Descabe introduzir, na Carta da República, exceção não contemplada e, mais do que isso, distinguir onde a norma não distingue. O artigo 16 nela contido, a revelar a homenagem constitucional à segurança jurídica, preceitua:
Art. 16. A lei que alterar o processo eleitoral entrará em vigor na data de sua publicação, não se aplicando à eleição que ocorra até um ano da data de sua vigência (Emenda Constitucional nº 4/1993).
A toda evidência, o preceito versa direito material e não apenas processual. A referência a processo eleitoral direciona à caminhada visando à participação no pleito. Ora, ninguém em sã consciência é capaz de afirmar não repercutir a Lei Complementar nº 135/2010 no gênero processo eleitoral. Ela versa sobre inelegibilidades e, assim, repercute sobremaneira - como demonstram os inúmeros processos em andamento nos Regionais e no Tribunal Superior Eleitoral - na participação de candidatos. Mais do que isso, tem sido maltratada a primeira condição da segurança jurídica: a irretroatividade normativa. Sem esta, é a babel! Sem esta, a sociedade viverá aos sobressaltos, deixando de reinar a almejada paz social. Hoje, visando à correção de rumos no campo político-administrativo, implementa-se a retroatividade da Lei Complementar nº 135/2010. Amanhã, ante precedente nefasto, instalar-se-á a mesma prática quanto a outros direitos, a outras leis que possam ser interpretadas no campo da aplicação no tempo.
Mas há mais. Se se partir para a interpretação sistemática da Constituição Federal, ver-se-á que ela se mostrou explícita quanto à irretroatividade da lei, considerados certos temas. A previsão, quanto à matéria penal, é de que a lei só retroage para beneficiar o acusado, e, quanto à matéria tributária, é de que a lei nova não apanha fato gerador ocorrido antes da vigência, devendo ter sido editada no exercício anterior. E, porque se elasteceu a previsão antes própria às contribuições sociais, há, ainda, a questão da exigibilidade do tributo, que só se torna exigível passados noventa dias.

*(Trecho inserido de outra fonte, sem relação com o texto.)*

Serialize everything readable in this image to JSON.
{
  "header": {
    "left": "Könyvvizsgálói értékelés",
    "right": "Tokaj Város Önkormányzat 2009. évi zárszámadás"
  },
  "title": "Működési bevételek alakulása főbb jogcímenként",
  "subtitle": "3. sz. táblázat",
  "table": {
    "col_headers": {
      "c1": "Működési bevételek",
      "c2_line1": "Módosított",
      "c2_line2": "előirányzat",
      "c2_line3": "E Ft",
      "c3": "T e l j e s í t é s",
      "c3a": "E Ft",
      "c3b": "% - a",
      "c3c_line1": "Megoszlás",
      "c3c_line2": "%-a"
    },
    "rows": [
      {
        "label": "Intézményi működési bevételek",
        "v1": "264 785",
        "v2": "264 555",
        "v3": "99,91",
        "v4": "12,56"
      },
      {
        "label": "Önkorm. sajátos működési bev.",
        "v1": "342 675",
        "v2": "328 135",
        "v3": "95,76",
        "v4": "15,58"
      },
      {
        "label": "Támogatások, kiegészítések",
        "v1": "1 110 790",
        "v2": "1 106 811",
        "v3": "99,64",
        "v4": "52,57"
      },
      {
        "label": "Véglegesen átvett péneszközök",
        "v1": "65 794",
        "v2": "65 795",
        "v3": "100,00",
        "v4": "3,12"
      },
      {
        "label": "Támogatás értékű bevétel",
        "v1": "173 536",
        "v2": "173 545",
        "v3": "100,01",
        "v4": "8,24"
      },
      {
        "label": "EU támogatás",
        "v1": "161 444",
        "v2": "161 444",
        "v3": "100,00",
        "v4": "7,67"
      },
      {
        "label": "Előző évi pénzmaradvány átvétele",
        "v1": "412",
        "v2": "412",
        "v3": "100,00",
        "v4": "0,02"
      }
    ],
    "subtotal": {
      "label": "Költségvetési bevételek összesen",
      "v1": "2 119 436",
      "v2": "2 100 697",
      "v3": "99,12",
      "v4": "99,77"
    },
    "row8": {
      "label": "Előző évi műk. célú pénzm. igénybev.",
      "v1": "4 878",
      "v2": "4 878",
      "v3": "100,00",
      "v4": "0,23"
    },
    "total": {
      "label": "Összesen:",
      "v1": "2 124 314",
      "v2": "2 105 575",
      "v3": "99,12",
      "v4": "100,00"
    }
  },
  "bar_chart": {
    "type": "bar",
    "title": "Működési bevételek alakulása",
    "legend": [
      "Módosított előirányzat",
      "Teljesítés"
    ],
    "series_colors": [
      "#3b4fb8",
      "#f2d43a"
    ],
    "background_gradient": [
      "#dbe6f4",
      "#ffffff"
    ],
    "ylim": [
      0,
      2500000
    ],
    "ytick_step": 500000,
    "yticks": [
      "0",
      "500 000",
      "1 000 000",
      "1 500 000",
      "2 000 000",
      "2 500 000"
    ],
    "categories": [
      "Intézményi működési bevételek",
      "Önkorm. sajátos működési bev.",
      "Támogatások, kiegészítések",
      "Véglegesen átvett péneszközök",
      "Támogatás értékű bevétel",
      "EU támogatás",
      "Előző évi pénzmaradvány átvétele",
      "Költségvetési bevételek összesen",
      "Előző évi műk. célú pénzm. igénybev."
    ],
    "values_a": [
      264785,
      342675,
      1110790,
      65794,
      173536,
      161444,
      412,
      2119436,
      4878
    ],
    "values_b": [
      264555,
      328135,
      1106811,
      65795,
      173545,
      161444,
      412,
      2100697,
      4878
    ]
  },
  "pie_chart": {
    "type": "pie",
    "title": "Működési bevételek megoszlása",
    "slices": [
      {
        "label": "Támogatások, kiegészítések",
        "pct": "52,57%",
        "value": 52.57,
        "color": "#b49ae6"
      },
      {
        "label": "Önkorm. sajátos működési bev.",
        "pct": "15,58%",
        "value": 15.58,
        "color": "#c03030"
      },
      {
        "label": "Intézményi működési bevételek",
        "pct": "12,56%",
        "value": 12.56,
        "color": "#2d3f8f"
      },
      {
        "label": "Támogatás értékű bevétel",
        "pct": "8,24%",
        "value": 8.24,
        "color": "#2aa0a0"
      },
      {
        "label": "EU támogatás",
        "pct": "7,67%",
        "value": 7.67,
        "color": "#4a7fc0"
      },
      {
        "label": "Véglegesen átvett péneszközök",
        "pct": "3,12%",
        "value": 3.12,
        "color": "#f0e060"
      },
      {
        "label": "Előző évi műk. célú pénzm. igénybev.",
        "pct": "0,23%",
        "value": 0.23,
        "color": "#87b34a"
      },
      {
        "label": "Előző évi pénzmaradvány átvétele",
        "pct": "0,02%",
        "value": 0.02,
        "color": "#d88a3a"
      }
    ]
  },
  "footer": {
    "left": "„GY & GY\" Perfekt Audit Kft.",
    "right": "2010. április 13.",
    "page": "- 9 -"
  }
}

Indaga-se, sem se levar em conta o que, para mim, seria direito natural do cidadão: as situações jurídicas contempladas e agasalhadas pela proibição da irretroatividade estão esgotadas nesses dois temas? A resposta é desenganadamente negativa. Basta considerar que dois artigos mencionam, como direito social, a segurança - e a segurança há de ser tomada no sentido linear - artigos 5º e 6º. Cumpre ter presente, ainda, a garantia constitucional segundo a qual "a lei não prejudicará o direito adquirido, o ato jurídico perfeito e a coisa julgada" - inciso XXXVI do artigo 5º da Constituição Federal.
A lei é sempre editada para viger prospectivamente, e nisto está a segurança jurídica: a lei nova não apanha ato ou fato jurídico anterior, muito menos situação jurídica devidamente constituída. Nem mesmo a Constituição Absolutista de 1824, em que havia o Poder Moderador, abandonou o critério, quanto a direitos individuais, da irretroatividade da lei.
Paga-se um preço por se viver em um Estado de Direito, e é módico - o respeito irrestrito ao arcabouço normativo. Somente assim, haverá avanço no campo dos costumes, no campo cultural, corrigindo-se rumos. Nunca é demasia repetir: em Direito, o meio justifica o fim, mas não este àquele. De bem intencionados, o Brasil está cheio. Hão de distinguir-se os âmbitos próprios à religião, à moral e ao Direito. Que prevaleça, no campo jurisdicional, este último, sem atropelos nem surpresas incompatíveis com a democracia.
3. Defiro a medida liminar, para emprestar eficácia suspensiva ao Recurso Especial Eleitoral nº 97810, com as consequências próprias, presente a situação eleitoral do autor.
4. Citem os réus.
5. Com as manifestações, colham o parecer do Procurador-Geral Eleitoral.
6. Publiquem.
Brasília - residência -, 13 de fevereiro de 2011, às 13h.